MIT study shows why cancer cells switch to the sluggish process of sugar breakdown


A new study by scientists at the Massachusetts Institute of Technology (MIT) has found how cancer cells use an unusual process of multiplication. The study, which answers a long-standing mystery on the proliferation of unhealthy cells in the human body, will be published in Molecular cell magazine.

The study was conducted by MIT biologist Matthew Vander Heiden, senior author and lead authors of the new study, former MIT graduate student and postdoc Alba Luango (PhD ’18) and graduate student, Zhaoqi Li. Their research showed that the fermentation process, known as fermentation, helps cancer cells to regenerate large amounts of a molecule called NAD +, which they need to synthesize DNA and other important molecules. it occurs. Speaking to MIT News, Hayden stated that according to his study under certain circumstances, cells need to carry out electron transfer reactions that require NAD + to form molecules such as DNA.

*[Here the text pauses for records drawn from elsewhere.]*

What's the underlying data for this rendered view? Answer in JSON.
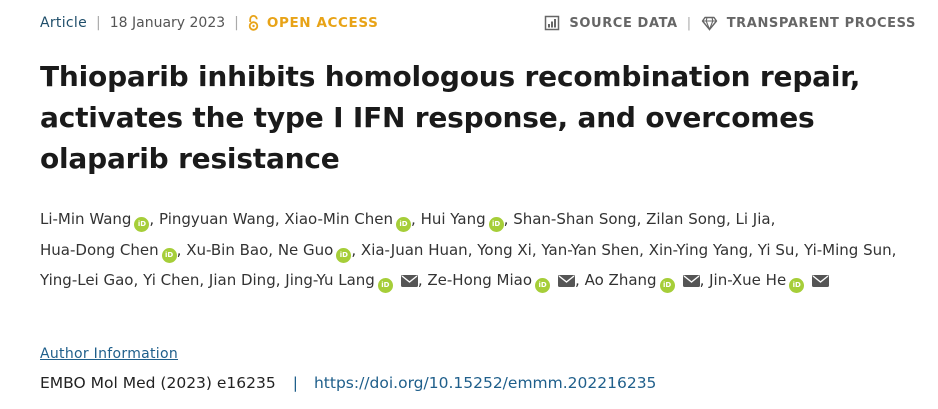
{
  "meta": {
    "article_type": "Article",
    "date": "18 January 2023",
    "access": "OPEN ACCESS",
    "source_data": "SOURCE DATA",
    "transparent_process": "TRANSPARENT PROCESS"
  },
  "title": "Thioparib inhibits homologous recombination repair, activates the type I IFN response, and overcomes olaparib resistance",
  "orcid_badge": "iD",
  "authors": [
    {
      "name": "Li-Min Wang",
      "orcid": true,
      "email": false
    },
    {
      "name": "Pingyuan Wang",
      "orcid": false,
      "email": false
    },
    {
      "name": "Xiao-Min Chen",
      "orcid": true,
      "email": false
    },
    {
      "name": "Hui Yang",
      "orcid": true,
      "email": false
    },
    {
      "name": "Shan-Shan Song",
      "orcid": false,
      "email": false
    },
    {
      "name": "Zilan Song",
      "orcid": false,
      "email": false
    },
    {
      "name": "Li Jia",
      "orcid": false,
      "email": false
    },
    {
      "name": "Hua-Dong Chen",
      "orcid": true,
      "email": false
    },
    {
      "name": "Xu-Bin Bao",
      "orcid": false,
      "email": false
    },
    {
      "name": "Ne Guo",
      "orcid": true,
      "email": false
    },
    {
      "name": "Xia-Juan Huan",
      "orcid": false,
      "email": false
    },
    {
      "name": "Yong Xi",
      "orcid": false,
      "email": false
    },
    {
      "name": "Yan-Yan Shen",
      "orcid": false,
      "email": false
    },
    {
      "name": "Xin-Ying Yang",
      "orcid": false,
      "email": false
    },
    {
      "name": "Yi Su",
      "orcid": false,
      "email": false
    },
    {
      "name": "Yi-Ming Sun",
      "orcid": false,
      "email": false
    },
    {
      "name": "Ying-Lei Gao",
      "orcid": false,
      "email": false
    },
    {
      "name": "Yi Chen",
      "orcid": false,
      "email": false
    },
    {
      "name": "Jian Ding",
      "orcid": false,
      "email": false
    },
    {
      "name": "Jing-Yu Lang",
      "orcid": true,
      "email": true
    },
    {
      "name": "Ze-Hong Miao",
      "orcid": true,
      "email": true
    },
    {
      "name": "Ao Zhang",
      "orcid": true,
      "email": true
    },
    {
      "name": "Jin-Xue He",
      "orcid": true,
      "email": true
    }
  ],
  "author_information": "Author Information",
  "citation": {
    "journal": "EMBO Mol Med (2023) e16235",
    "doi": "https://doi.org/10.15252/emmm.202216235"
  },
  "colors": {
    "accent": "#1f5f8b",
    "open_access": "#e8a317",
    "orcid": "#a6ce39"
  }
}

Fermentation is a way that cells can convert the energy found in sugar into adenosine triphosphate (ATP). ATP is a chemical that is used by cells to store energy for their needs. Humans use a process called aerobic respiration where cells break down sugar to reach ATP. However, the cells switch to a less efficient method called fermentation when there is a lack of oxygen.

German chemist Otto Warburg found that it is usually cancerous cells that metabolize sugar using the process of fermentation. Scientists have since proposed various theories to explain why cancer cells turn into more lethal ways of breaking cells but with little success.

To understand this reason, MIT scientists prevented the ability of cancer cells to carry out the fermentation process. With this, he observed that the growth of cancer cells was hindered. Researchers then introduced another method of cell growth by stimulating cells to produce NAD +, a molecule that helps cells dispose of excess electrons left to form molecules such as DNA and proteins.

With this experiment, researchers found that cells began to proliferate again despite their inability to ferment. Results generated from this study led researchers to conclude that when cells are growing rapidly, they require more NAD + than ATP requires. And since in aerobic respiration, cells produce a great deal of ATP and some NAD +, they turn to fermentation. Scientists found that if cells could consume as much ATP as they could accumulate, their respiratory rate and production of NAD + also decreased.